Wait whoops it looks like I personally haven’t talked about Rex Morgan, M.D., on this site since July? Maybe it’s because it’s honestly been kind of dull; artist Terry Beatty, having taken over the writing duties, seems to be quickly wrapping up some storylines (as covered by Uncle Lumpy) while the new ones haven’t quite gotten into gear and/or been ludicrous enough for me to feature here. That changes today though, as Rex is gravely concerned by some extremely mild flirting between Nurse Carter and Jordan The Avery Family’s Manservant, for obvious reasons. (The reasons are that Rex finds genuine human emotional connection repugnant and doesn’t like it when other people “ram it down his throat.”)

Spider-Man, 9/16/16

Be careful, Jonah! Sure, it may seem like helping Ant-Man is your shortcut to seizing back control of your beloved Daily Bugle, but just think: if you do this, you’ll help set a precedent that it’s somehow “wrong” for the publisher of a major daily newspaper to kidnap or otherwise harm a superhero!

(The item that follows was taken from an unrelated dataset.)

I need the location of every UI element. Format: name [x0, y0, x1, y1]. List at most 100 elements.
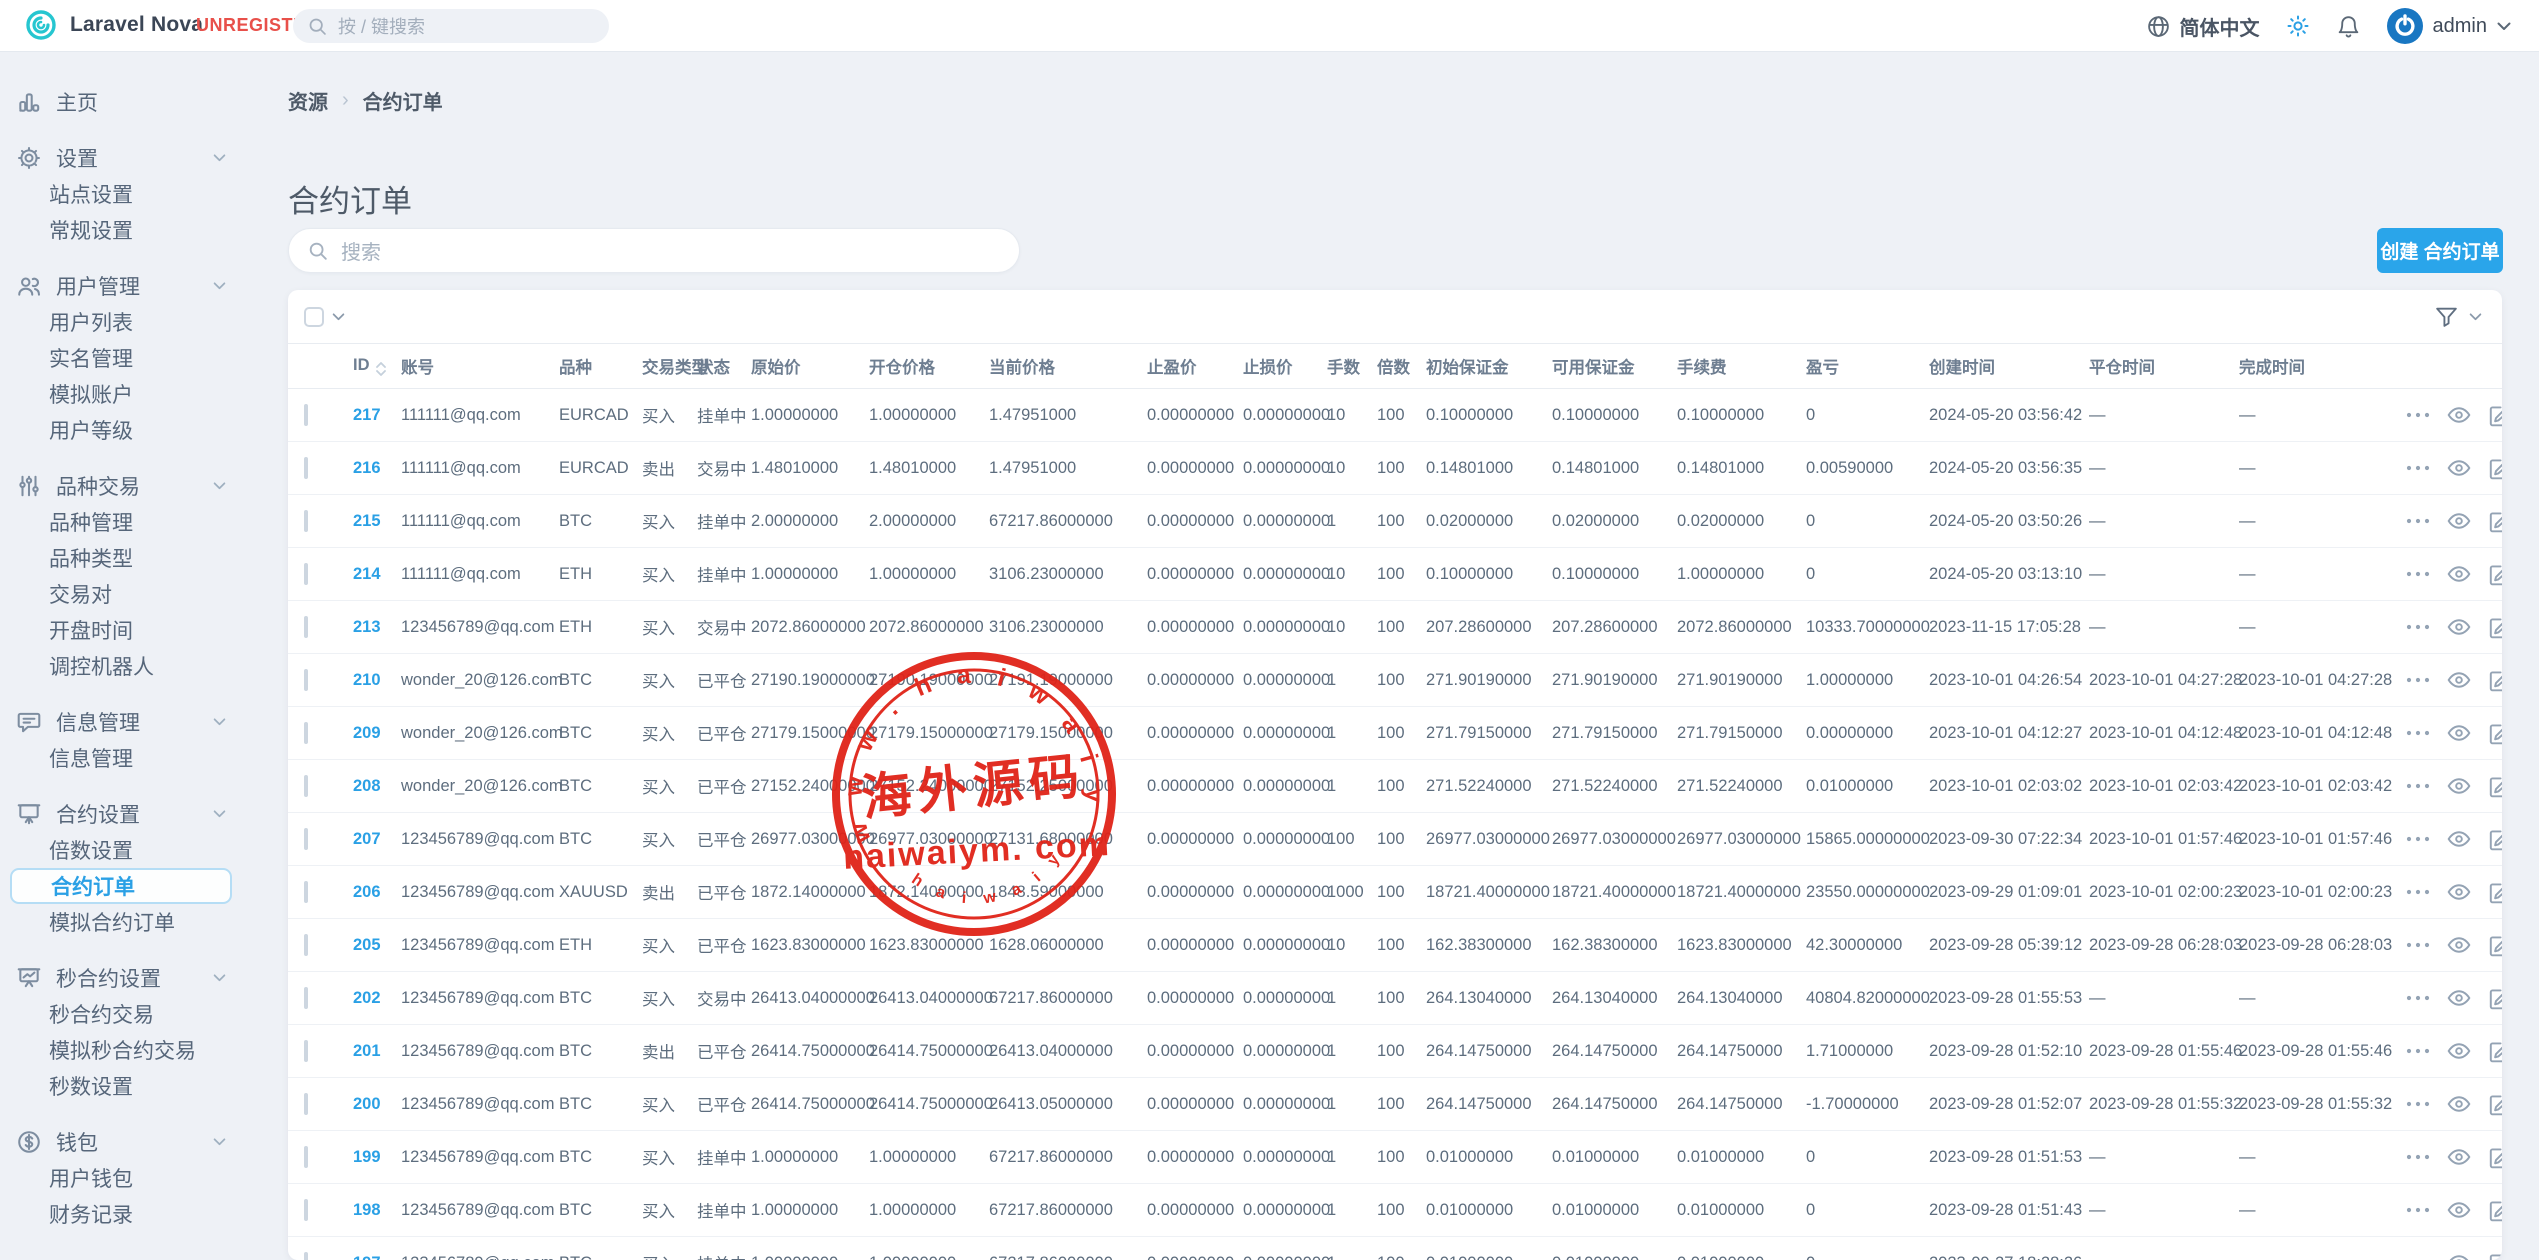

This would be a grievous blow against our nation’s sacred First Amendment, as well as several of your active vendettas.

Funky Winkerbean, 9/16/16

We make fun of the gloom of the Funkyverse around here, but I think it’s worth pointing out that the actual conflicts in the strip tend to be not amongst the actual main cast, but against unstoppable, impersonal forces like “cancer” or “the war,” or strawman outsiders or designated villainous recurring characters like Becky’s mom; our heroes generally have a sort of we’re-all-in-it-together solidarity. But now, Comic Book John, a long-standing “good” character, has pieced together the plot of Starbuck Jones from publicity stills and posted it to the internet, which interferes with the publicity plans of the creators of the movie, some of whom are also long-standing “good” characters. I am very excited for the new, Hobbsean phase of Funky Winkerbean, the war of all against all, in which the misery will be flying fast and furious from all sides, dished out and suffered in equal measure.